22/02/2026
旅の記録
その6 色々あった、そしてインド
フォトコーチンからカヌールという街に移動。最初夜行バスを考えていたのですが(ベトナムでの経験が快適だったので)、体力の温存も鑑みて、急遽国内線にしました。この際、どうやっても、夜行バスがキャンセルできなかった。これがオンラインでの取り引きと、SMS認証、eSIM、IPアドレス等の面倒なところです。しかも、この苦戦の間、メインのメールソフトであるyahooのメールアプリから誤ってログアウトしてしまい、少なくとも、旅行中は不正と思われアクセスできず、さらなる二重認証の不可や、ストレイジとして保存していた諸々情報も取得できず、本当に困った。心からおかげさまと思うのは、全てプリントアウトとスクリーンショットでまとめていたこと、旅行中に約束していた人とはWhatsApp 等で繋がっていたことです。それでも、30年使っているアカウントの停止への恐怖は常に行程に付きまといました。(結局帰国後難なくログイン)
もう誰も、電話やメールやチャットで、困ったことを解決してくれません。AIでバンバンループにされます。全てがセルフで、出来なければ、自分のせいになります。
うまくいけばスムーズで便利で、働いている方の個々にかかる比重が少ないのでしょうが、このシステムに頼り切るにはまだまだイレギュラーな不都合があって、おばちゃん、ほとほとくたびれました。
そんな私にカヌールの街は優しかったです。以前より伺いたかった手紡ぎ手織りの工場は、天然素材への愛と、マニュアルの範囲での技術革新に熱心で、心より感服いたしました。私のやっているお商売なんて、小さいものですが、ここで、何か一緒にやりたいと思い、今企画を練っています。
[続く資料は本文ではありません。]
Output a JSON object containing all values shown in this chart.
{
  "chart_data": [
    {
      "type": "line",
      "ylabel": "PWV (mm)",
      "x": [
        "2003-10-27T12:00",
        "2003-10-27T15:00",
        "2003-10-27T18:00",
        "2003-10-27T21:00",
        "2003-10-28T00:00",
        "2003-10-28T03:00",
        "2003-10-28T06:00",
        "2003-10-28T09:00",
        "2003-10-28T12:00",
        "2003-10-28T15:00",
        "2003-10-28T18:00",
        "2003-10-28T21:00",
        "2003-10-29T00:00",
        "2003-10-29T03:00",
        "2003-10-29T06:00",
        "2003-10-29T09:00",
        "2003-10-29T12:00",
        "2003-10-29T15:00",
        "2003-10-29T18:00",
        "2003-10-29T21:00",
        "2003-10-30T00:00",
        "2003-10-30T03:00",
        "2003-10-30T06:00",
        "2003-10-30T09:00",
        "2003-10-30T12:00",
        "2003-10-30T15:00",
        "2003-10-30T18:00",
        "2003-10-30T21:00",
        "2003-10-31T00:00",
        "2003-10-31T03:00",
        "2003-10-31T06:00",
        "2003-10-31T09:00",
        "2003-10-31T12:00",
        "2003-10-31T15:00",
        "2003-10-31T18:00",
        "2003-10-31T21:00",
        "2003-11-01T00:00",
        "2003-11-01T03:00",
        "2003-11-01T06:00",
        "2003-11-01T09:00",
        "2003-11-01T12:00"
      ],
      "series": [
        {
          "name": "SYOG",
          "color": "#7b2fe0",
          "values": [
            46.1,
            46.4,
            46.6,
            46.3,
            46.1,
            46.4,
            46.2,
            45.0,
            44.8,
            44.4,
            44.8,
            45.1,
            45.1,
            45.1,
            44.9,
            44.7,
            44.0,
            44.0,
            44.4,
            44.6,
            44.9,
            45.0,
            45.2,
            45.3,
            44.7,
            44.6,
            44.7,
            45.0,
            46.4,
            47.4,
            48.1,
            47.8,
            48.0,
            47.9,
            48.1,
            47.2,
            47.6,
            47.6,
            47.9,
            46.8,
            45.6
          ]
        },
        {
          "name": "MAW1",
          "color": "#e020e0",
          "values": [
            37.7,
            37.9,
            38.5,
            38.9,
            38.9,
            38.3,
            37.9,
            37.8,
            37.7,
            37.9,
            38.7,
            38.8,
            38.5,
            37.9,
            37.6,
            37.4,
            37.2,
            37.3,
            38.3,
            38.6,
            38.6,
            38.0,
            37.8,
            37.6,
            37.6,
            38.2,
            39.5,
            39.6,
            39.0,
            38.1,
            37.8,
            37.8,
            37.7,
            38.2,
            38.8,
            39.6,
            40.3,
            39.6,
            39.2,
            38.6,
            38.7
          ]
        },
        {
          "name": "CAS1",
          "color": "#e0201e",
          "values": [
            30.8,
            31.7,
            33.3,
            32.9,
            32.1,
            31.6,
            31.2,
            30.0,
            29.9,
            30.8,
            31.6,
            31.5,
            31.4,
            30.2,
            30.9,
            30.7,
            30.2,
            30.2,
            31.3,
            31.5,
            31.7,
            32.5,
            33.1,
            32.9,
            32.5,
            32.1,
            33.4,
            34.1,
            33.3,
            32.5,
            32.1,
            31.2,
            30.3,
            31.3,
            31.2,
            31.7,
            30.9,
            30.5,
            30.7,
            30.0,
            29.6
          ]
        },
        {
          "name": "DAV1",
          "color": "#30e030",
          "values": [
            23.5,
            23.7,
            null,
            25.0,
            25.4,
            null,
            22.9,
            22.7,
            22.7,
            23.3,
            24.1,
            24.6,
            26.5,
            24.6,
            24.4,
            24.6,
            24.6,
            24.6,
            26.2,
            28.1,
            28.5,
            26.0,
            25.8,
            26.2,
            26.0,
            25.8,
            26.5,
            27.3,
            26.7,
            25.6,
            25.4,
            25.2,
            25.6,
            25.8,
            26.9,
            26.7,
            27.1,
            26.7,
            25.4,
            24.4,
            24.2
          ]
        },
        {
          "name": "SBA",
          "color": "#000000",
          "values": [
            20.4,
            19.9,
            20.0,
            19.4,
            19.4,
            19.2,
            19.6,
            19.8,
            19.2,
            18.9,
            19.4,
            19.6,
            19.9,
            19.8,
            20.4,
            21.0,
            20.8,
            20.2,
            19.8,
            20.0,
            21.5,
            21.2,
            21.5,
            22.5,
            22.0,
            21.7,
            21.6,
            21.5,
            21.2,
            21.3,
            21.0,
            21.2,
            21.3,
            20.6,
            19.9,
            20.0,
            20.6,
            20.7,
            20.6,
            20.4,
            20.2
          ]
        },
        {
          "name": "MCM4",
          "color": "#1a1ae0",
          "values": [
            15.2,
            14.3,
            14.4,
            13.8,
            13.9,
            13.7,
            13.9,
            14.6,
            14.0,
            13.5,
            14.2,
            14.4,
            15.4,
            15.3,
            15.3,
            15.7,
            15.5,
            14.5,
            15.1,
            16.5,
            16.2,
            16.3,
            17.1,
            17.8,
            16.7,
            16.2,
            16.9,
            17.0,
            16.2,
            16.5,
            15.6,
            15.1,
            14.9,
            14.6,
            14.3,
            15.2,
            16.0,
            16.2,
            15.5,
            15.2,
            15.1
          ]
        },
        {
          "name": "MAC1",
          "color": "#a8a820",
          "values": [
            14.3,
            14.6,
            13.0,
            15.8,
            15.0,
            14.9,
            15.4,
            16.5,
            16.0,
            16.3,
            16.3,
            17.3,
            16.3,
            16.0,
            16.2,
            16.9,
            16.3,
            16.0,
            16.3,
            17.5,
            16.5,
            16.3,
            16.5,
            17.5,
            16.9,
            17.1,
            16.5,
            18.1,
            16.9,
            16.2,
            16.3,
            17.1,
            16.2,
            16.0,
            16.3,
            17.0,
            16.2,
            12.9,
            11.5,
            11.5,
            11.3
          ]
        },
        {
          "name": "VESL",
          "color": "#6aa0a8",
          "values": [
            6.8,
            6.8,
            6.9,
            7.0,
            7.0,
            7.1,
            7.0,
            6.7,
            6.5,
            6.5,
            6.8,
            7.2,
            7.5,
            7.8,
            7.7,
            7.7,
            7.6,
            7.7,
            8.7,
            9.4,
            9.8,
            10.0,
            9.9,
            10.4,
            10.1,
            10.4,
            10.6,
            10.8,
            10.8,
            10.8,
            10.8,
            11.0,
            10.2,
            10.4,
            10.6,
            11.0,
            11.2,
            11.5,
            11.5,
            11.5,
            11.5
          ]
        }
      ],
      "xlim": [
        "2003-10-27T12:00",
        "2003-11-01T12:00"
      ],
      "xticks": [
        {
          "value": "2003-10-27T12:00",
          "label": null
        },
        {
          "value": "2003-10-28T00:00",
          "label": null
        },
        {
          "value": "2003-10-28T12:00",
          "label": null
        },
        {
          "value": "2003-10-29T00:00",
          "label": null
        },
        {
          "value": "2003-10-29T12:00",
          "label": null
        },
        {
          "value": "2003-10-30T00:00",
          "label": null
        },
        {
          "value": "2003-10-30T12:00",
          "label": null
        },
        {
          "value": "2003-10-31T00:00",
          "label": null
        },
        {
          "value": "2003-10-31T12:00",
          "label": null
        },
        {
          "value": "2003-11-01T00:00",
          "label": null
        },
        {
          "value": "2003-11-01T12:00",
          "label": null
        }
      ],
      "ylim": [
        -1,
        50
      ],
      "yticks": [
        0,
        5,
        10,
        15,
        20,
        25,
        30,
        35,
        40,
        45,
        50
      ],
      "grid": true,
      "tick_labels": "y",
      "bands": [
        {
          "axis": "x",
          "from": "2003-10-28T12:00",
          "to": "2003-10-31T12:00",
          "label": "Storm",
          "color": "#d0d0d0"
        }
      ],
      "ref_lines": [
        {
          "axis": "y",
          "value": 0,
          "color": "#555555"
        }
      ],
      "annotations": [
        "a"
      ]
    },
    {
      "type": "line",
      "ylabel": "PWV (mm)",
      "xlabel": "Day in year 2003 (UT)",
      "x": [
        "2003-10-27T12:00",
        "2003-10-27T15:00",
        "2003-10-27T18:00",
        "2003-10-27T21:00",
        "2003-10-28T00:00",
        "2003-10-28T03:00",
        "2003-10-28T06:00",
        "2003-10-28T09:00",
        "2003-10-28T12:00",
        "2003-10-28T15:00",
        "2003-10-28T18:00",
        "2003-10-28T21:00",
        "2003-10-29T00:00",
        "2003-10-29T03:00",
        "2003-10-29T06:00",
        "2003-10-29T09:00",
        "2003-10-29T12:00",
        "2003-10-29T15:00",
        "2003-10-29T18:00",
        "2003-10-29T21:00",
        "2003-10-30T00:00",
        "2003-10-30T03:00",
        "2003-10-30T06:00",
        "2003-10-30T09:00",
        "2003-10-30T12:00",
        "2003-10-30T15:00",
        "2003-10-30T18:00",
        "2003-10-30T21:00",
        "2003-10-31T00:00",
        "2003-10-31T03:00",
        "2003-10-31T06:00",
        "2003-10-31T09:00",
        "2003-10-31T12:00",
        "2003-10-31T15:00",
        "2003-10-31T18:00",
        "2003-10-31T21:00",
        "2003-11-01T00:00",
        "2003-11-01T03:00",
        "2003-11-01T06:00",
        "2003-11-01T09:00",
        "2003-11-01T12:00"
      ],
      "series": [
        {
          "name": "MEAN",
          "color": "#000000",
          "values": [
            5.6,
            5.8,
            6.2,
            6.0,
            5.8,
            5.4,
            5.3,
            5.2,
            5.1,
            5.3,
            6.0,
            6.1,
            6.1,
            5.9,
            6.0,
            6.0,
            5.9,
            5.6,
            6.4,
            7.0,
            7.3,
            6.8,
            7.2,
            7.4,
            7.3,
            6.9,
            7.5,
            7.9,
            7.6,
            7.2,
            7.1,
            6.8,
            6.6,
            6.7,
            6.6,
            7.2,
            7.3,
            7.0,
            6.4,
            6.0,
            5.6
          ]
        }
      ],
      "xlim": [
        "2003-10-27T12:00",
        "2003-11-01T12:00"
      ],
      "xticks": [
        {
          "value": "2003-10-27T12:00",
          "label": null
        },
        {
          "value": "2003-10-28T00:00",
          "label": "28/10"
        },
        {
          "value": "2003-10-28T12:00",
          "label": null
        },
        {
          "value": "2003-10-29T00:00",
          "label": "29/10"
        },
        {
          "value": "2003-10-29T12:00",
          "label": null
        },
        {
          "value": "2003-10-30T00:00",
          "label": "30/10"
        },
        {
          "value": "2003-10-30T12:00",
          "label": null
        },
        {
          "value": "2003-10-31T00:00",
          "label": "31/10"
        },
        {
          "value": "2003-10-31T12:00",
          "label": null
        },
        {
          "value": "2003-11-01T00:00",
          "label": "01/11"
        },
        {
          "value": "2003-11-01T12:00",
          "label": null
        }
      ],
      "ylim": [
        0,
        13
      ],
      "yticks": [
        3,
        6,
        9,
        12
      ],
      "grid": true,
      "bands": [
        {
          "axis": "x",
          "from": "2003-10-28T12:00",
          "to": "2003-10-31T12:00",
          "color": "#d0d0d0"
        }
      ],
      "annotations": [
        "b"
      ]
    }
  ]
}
カヌールの街は、庶民のための果物や食材や生活用品の活気あるマーケットと、美しい木々やビーチと、最高の魚カレーと、ケララの朝食があり、とてもとても癒された。人々は観光地化の負の側面からまだまだ遠く、インドは近い将来ゴミに埋まるよね、という心配もここでは払拭された。そしてこの機屋さんのご厚意で滞在したゲストルームが、シンプルで清潔で広くて、アラビア海を望むバルコニー。やっぱり、良き空間は健康な心身に寄与するなぁと思ったのでした。
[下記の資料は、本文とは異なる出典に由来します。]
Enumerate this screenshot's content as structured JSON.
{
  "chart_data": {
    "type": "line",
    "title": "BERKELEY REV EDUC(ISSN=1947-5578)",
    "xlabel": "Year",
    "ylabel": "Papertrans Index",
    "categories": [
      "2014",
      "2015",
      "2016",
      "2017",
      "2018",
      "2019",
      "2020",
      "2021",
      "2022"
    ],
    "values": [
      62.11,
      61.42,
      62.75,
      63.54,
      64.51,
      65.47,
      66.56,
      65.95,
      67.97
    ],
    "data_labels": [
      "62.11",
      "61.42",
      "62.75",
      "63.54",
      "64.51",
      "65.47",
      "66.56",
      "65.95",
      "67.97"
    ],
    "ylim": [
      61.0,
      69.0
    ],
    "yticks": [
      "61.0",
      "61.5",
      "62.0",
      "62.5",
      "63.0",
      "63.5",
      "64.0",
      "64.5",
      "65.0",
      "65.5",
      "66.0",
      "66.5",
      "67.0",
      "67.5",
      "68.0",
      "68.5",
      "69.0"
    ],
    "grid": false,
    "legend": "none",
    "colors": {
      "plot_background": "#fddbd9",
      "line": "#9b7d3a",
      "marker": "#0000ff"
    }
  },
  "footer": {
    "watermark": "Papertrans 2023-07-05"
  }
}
私は今回の全行程で、スーツケース大小2つ分仕入れはしましたが、自分のものは何も買いませんでした、一つだけ、カヌールで黒曜石のシルバーの指輪を除いては。お守りがわりにずっと付けています。なんとなく、この街の雰囲気を纏いたく。
インドは、日差しや気温や湿気や喧騒や面倒で、もうお腹いっぱいです〜となることも多々なのですが、いつも離れるとき、おセンチな気持ちになる。こういう言い方は失礼なのかもしれませんが、14億人総出で純真、巨大な子ども魂の塊という印象があって、しばし触れていて、離れるとなると離れ難い。
東アジアを圧巻している、男女ひっくるめた、フェミニン化、お人形さん化みたいな波からは程遠く、髭もじゃのこっぷりした頼れる男優さんたちと顔にも体にも髪にも、土着の生命力が漲る女優さんのボリウッドムードは依然大人気。色鮮やかなサリーや、パンジャビーや、アプリ予約でないオート三輪も 変わらず日常です。自分が過去に訪れた場所が、記憶のパワレルワールドのように、未だ存在しているように思ってしまうのは、大概錯覚で傲慢なのですが(その土地土地の進化変化がある)インドに関しては、少し望んでしまう所以はそういったところです。